# Heftiges Internetproblem



## Biebre (20. März 2010)

Hallo zusammen,

momentan weiß ich wirklich nicht mehr weiter.

Ab und an ist mein Internet für den Aufruf sämtlicher Browserseiten mit jedem Browser unempfänglich.
Sprich, der Browser lädt sich bis zum timeout an einer Seite "tot" und wirft dann die selbe Fehlermeldung raus, wie, wenn man an sich kein Internet hat.

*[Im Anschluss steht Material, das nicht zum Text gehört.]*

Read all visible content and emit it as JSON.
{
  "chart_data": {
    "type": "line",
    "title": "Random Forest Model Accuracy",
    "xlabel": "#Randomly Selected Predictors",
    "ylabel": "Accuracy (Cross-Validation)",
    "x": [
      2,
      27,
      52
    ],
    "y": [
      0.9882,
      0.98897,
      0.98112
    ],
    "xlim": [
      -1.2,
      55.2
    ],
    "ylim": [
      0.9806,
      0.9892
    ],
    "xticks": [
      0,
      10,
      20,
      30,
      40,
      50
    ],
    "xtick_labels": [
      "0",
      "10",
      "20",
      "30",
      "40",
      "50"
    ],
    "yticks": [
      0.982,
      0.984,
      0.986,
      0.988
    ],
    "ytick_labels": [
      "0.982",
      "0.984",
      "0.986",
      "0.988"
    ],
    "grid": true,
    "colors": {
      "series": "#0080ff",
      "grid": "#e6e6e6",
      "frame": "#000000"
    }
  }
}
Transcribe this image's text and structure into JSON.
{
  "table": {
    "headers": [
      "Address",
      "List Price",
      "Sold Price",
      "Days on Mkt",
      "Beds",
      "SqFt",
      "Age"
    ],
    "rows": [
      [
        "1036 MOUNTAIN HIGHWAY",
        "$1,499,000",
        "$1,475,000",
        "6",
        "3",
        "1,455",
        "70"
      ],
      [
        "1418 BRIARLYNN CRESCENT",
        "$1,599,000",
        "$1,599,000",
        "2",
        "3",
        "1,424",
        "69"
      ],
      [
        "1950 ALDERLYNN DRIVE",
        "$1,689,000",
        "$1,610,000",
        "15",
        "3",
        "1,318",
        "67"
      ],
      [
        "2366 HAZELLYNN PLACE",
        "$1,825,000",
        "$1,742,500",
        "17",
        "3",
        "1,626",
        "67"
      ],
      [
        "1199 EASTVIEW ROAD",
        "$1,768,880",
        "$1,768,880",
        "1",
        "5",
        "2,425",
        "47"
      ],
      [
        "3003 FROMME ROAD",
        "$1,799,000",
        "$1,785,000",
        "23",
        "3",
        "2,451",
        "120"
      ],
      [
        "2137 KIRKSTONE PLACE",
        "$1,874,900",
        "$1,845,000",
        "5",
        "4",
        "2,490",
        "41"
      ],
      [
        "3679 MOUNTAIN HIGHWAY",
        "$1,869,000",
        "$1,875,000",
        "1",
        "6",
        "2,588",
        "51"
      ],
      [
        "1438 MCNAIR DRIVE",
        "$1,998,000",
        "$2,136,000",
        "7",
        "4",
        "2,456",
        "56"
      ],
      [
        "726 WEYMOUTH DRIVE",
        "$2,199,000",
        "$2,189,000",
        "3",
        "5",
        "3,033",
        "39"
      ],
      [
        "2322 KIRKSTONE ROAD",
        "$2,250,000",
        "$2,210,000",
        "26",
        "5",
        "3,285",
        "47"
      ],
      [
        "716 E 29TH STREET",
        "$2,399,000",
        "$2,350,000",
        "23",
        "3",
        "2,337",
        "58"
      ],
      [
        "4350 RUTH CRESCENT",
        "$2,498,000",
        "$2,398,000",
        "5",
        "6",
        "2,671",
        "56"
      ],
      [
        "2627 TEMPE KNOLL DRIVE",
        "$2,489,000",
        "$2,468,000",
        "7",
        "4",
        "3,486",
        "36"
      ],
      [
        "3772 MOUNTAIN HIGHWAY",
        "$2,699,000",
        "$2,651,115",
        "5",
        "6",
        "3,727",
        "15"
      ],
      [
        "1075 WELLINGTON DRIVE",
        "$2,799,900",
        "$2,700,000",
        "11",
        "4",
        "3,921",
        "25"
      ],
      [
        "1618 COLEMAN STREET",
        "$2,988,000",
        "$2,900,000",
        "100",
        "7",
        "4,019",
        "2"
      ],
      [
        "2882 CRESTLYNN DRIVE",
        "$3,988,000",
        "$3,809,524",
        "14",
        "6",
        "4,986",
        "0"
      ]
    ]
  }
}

Zum EA-Server kann ich z.B. bei Bad Company 2 auch nicht mehr connecten.

Also im Prinzip kein Internet in dem Bereich.

Komischerweise funktionieren sämtliche Chatprogramme âla ICQ, Steam außerdem Steamspiele wie z.B. CS:S dennoch.

Also habe ich im Prinzip eine funktionierende Internetverbindung, aber nicht für das "normale" Internet.

Einmal, als ich die Windowsproblemdiagnose hinzugezogen habe, hat er mir deinen DNS-Error rausgeschmissen, ohne Lösungsvorschlag.

Daraufhin habe ich den Netzwerkadapter neugestartet, sowie den Router (obwohl es nach dem Netzwerkadapterneustart schon wieder ging) und es ging wieder... für 30 Minuten ca. bis das Problem wieder auftrat.

Allgemein geht alles wieder, wie gewohnt, wenn ich den Rechner neustarte, bis das Ganze dann ein wenig läuft und wieder keine Seite erreichbar ist.

T-Com Hotline meinte heute Abend, dass das extrem komisch sei und an Entertain weitergeleitet wird, die können sich natürlich erst Montag melden, was vollkommen verständlich ist, aber damit leben will ich eigentlich nach Möglichkeit nicht bis dahin.

Ich hänge per LAN-Kabel am Router "Speedport W503V", ein Laptop, der im Haushalt mitgenutzt wird, per WLAN - und er ist nicht von dem Problem betroffen.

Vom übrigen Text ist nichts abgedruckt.